The farmers of Ontario have been the most concerned and eloquent opponents of an airport on the Pickering lands. This is not surprising given that the lands make up some of the province's best farmland. "On a clear day, over one-third of Canada's best agricultural land can be seen from the top of Toronto's CN Tower," according to Statistics Canada. In the past fifty years, Ontario has lost over 40% of its farmland, much of which has been Class 1 soil in the Greater Toronto Area. While the June 2013 announcement noted that approximately one-third of the Pickering lands would be set aside for the Rouge Park and for farming, the plan also calls for airport lands larger than Pearson as well as the creation of economic development lands of approximately the same size. That entails the destruction of a huge swath of Ontario first grade farmland. By the time a Pickering Airport is in operation, the United Nations projects another 1 billion will inhabit the globe (to 8.1 billion by 2025). Canadian food security will continue to depend upon a healthy, sustainable local food system.
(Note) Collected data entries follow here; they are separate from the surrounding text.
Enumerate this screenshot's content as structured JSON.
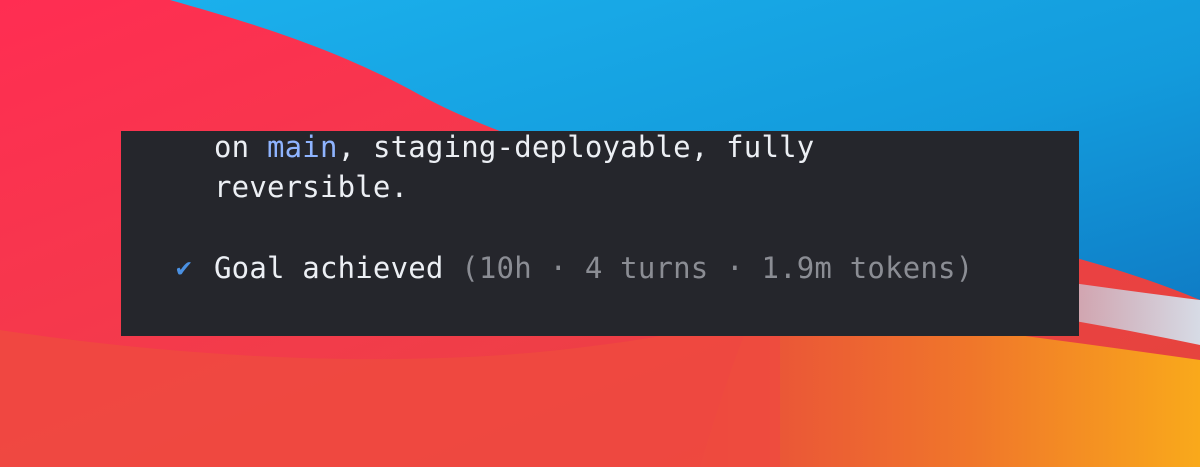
{
  "colors": {
    "terminal_background": "#25262c",
    "text": "#eceff4",
    "branch_highlight": "#8fb4ff",
    "muted_stats": "#8b8d94",
    "success_check": "#4a90e2"
  },
  "terminal": {
    "line1": {
      "prefix": "on ",
      "branch": "main",
      "suffix": ", staging-deployable, fully"
    },
    "line2": "reversible.",
    "status": {
      "icon": "check-icon",
      "check_glyph": "✔",
      "text": "Goal achieved",
      "stats": " (10h · 4 turns · 1.9m tokens)"
    }
  }
}
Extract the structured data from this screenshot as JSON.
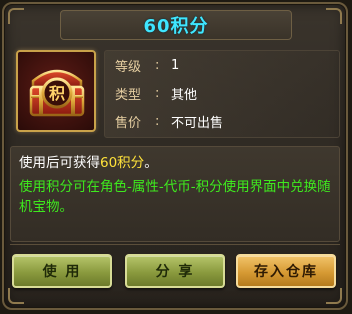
{
  "title": "60积分",
  "item_icon": {
    "name": "points-chest-icon",
    "glyph": "积"
  },
  "info": {
    "level_label": "等级",
    "level_value": "1",
    "type_label": "类型",
    "type_value": "其他",
    "price_label": "售价",
    "price_value": "不可出售",
    "separator": ":"
  },
  "description": {
    "line1_prefix": "使用后可获得",
    "line1_highlight": "60积分",
    "line1_suffix": "。",
    "line2": "使用积分可在角色-属性-代币-积分使用界面中兑换随机宝物。"
  },
  "buttons": {
    "use": "使 用",
    "share": "分 享",
    "store": "存入仓库"
  },
  "colors": {
    "title": "#3fe6ff",
    "highlight": "#ffe23a",
    "hint": "#3eea1e",
    "label": "#e4cda0"
  }
}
The ability to feed our local population with local sources should not be underestimated.
While it is the job of the mayor and council to help grow our local economy and to be a non-anxious presence in turbulent times, embracing a large-scale airport in our town's backyard-whether enthusiastically or as some kind of fate written in the stars-is something very different. Our local representatives should indicate first and foremost they really are in solidarity with the community as whole, addressing in a thoughtful and informed manner the real concerns that residents have. Moreover, the community expects leaders to "fight the good fight" on their behalf, even in face of what seems inevitable. There are many political options available. In 2011, a group of south-western Ontario mayors organized a "Mayors for high-speed rail" group in order to influence federal and provincial decision makers. There are many reasons why Whitchurch-Stouffville, for example, would want to be a part of such a group. High-speed rail as an explicit alternative to a large-scale airport on the Pickering lands would allow Whitchurch-Stouffville not only to retain its current quality of life, but also to benefit indirectly because of our train link to Toronto. More trains in the GTA would also help to relieve other traffic issues. A good way to start would be for the mayor and council to organize town hall meetings to share information, to hear concerns, to debate options, and then to lead on behalf of the residents of Whitchurch-Stouffville.